I tried many different techniques and strategies to improve his progress, and have written about them elsewhere, but one that stands out in my memory is using Fry’s 100 Words List.
I’m not sure where I came across the idea of teaching him to recognise and write the most commonly used words in our language but it made sense to us at the time. He’d already learned words he saw written frequently, like the names of family members, and could sight read words like LEGO, catalogue, Weetbix, and so on.
What interested me was finding that these 100 words actually make up half of all reading and writing we do. Giving our son the ability to decode these seemed to spur his development along.
I’m not dismissing the fact that the timing may have been just perfect for him. Because I only came across this list when he was around ten years of age I have no idea how effective it might have been when he was five or six! I suspect though, given the many different approaches we’d already tried, it probably wouldn’t have helped much.

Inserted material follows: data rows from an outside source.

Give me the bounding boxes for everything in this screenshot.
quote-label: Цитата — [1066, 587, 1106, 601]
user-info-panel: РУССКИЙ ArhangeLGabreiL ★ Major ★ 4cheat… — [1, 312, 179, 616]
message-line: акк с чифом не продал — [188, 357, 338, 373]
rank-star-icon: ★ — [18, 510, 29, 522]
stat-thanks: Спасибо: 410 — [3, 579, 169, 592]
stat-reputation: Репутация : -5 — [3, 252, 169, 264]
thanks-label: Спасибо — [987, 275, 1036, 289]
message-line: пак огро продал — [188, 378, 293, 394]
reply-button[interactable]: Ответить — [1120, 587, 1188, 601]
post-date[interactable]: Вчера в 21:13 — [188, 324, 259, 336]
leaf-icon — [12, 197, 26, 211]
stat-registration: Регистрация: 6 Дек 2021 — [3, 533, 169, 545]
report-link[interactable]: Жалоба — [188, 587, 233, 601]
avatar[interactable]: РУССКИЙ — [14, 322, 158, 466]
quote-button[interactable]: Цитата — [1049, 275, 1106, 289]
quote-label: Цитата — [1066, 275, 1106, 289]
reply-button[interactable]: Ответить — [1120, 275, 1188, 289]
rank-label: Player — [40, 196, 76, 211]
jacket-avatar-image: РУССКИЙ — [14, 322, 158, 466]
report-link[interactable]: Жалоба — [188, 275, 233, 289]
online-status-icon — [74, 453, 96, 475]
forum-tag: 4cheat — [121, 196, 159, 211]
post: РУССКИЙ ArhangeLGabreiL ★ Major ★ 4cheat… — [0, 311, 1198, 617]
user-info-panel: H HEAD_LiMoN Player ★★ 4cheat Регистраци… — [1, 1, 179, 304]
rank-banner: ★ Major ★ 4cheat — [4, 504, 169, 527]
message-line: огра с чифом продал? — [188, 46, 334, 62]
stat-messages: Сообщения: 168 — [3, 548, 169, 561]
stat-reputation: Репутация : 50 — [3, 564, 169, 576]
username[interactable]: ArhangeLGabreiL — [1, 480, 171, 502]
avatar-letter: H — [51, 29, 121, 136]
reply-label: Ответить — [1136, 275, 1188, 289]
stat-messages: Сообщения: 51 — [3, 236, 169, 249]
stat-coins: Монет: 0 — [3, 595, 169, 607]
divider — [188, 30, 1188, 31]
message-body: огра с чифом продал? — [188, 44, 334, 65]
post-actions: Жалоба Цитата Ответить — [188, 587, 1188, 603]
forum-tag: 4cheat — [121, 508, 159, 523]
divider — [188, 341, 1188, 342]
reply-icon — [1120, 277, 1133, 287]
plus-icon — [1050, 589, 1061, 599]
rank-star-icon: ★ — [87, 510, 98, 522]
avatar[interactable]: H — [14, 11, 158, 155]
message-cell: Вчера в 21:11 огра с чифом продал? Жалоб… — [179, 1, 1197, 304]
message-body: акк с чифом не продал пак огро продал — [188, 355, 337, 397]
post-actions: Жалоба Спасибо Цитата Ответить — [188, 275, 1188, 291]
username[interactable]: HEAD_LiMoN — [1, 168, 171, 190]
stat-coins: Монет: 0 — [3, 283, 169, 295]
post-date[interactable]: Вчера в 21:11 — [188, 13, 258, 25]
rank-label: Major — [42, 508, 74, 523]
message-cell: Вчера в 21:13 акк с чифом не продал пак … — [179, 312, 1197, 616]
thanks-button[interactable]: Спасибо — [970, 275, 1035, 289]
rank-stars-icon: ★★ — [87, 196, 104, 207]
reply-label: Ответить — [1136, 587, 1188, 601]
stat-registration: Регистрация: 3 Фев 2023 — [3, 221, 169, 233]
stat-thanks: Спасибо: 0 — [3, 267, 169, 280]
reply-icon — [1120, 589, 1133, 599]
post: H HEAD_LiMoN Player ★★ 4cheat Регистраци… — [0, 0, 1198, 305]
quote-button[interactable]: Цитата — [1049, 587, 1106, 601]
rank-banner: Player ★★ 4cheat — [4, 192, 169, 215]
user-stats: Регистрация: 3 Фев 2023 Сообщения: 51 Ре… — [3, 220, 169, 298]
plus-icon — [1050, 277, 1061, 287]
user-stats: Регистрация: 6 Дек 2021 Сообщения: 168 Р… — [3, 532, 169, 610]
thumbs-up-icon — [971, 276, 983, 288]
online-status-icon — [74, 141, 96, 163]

I used the 'look, read, cover, write and check' method, choosing five words from the list as a spelling list each week. Many of these words are not the best words to introduce phonetically and are generally learned much later, by sight. Often by the time a child has phonetic pronunciation and reading under way these words simply fall into place without any effort. Not so Thomas, who never got the hang of decoding words phonetically at all. He tended to use whatever methods came to hand at the time, usually asking for help.
I also introduced these words in a sentence format, putting them in a context that was meaningful to him.
Once he had mastered about 70% of this list, reading began to fall into place fairly rapidly. He found that being able to recognise all the words between the nouns and verbs helped enormously. Overall we spent about a year doing our spelling list.